You are given a number; you need to create an array to fill the number of 1’s present in their binary format.
Example:
Input n = 3
Output = [0, 1, 1, 2]
Because for 0, the number of set bits is 0.
For 1, it’s binary format is 001, set bits is 1.
For 2, it’s binary format is 010, set bits is 1.
For 3, it’s binary format is 011, set bits is 2.
First we shall see if we can find any pattern
From the above image, we can see a pattern. The pattern is
arr[i] = arr[i/2] + i % 2
arr[0] = 0
arr[1] = arr[1/2] + 1 % 2
= 0 + 1 = 1
arr[2] = arr[2/2] + 2 % 2
= 1 + 0 = 1
arr[3] = arr[3/2] + 3 % 2
= 1 + 1 = 2
arr[4] = arr[4/2] + 4 % 2
= 1 + 0 = 1
So how can we do this by bit manipulation?
It can be done as below:
- To get the mod value, as we are getting the modulo of 2, the remainder will be either 0 or 1.
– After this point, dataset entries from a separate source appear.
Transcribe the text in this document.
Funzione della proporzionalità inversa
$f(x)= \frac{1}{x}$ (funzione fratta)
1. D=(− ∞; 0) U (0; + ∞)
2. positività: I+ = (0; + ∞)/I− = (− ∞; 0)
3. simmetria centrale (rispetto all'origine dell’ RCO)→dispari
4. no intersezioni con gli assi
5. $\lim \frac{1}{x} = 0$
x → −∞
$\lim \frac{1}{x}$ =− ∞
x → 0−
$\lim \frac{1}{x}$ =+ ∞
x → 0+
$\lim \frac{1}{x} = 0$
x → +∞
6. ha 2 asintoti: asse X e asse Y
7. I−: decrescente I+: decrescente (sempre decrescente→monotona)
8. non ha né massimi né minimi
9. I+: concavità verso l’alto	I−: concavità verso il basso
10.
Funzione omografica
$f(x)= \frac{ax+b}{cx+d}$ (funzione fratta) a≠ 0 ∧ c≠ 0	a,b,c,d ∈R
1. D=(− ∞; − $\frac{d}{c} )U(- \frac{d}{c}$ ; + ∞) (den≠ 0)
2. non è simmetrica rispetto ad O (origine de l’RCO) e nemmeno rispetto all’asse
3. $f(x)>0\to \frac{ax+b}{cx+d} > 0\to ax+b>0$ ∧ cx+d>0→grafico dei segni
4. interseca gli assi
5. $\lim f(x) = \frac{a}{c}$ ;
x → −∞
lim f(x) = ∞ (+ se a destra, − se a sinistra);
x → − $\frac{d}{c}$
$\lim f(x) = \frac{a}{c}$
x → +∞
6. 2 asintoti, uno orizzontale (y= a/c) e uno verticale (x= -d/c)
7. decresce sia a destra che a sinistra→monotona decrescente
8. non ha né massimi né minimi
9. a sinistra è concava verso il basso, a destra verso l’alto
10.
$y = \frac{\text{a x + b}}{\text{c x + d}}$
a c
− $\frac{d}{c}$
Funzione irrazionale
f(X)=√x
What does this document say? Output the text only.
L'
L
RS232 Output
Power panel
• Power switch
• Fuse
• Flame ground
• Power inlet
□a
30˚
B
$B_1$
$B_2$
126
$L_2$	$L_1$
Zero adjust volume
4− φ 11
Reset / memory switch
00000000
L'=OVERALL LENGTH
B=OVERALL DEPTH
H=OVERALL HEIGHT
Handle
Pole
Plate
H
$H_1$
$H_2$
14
Hence we can achieve it by (i & 1)
- To divide the i value by 2, we can just right shift the value by 1. As we know that if you right shift the value by 1, then it is equivalent to divide the number by 2.
[i >> 2]
Solution in C++
#include<iostream>
#include<vector>
using namespace std;
vector<int> count_bits(int num)
{
vector<int> res(num + 1, 0);
for (int i = 1; i <= num; ++i)
{
res[i] = res[i >> 1] + (i & 1);
}
return res;
}
int main()
{
int num = 3;
cout<<"Output = "<<endl;
std::vector<int> v = count_bits(num);
for (int i = 0; i < v.size(); i++)
{
cout <<v[i] << " ";
}
cout<<endl;
}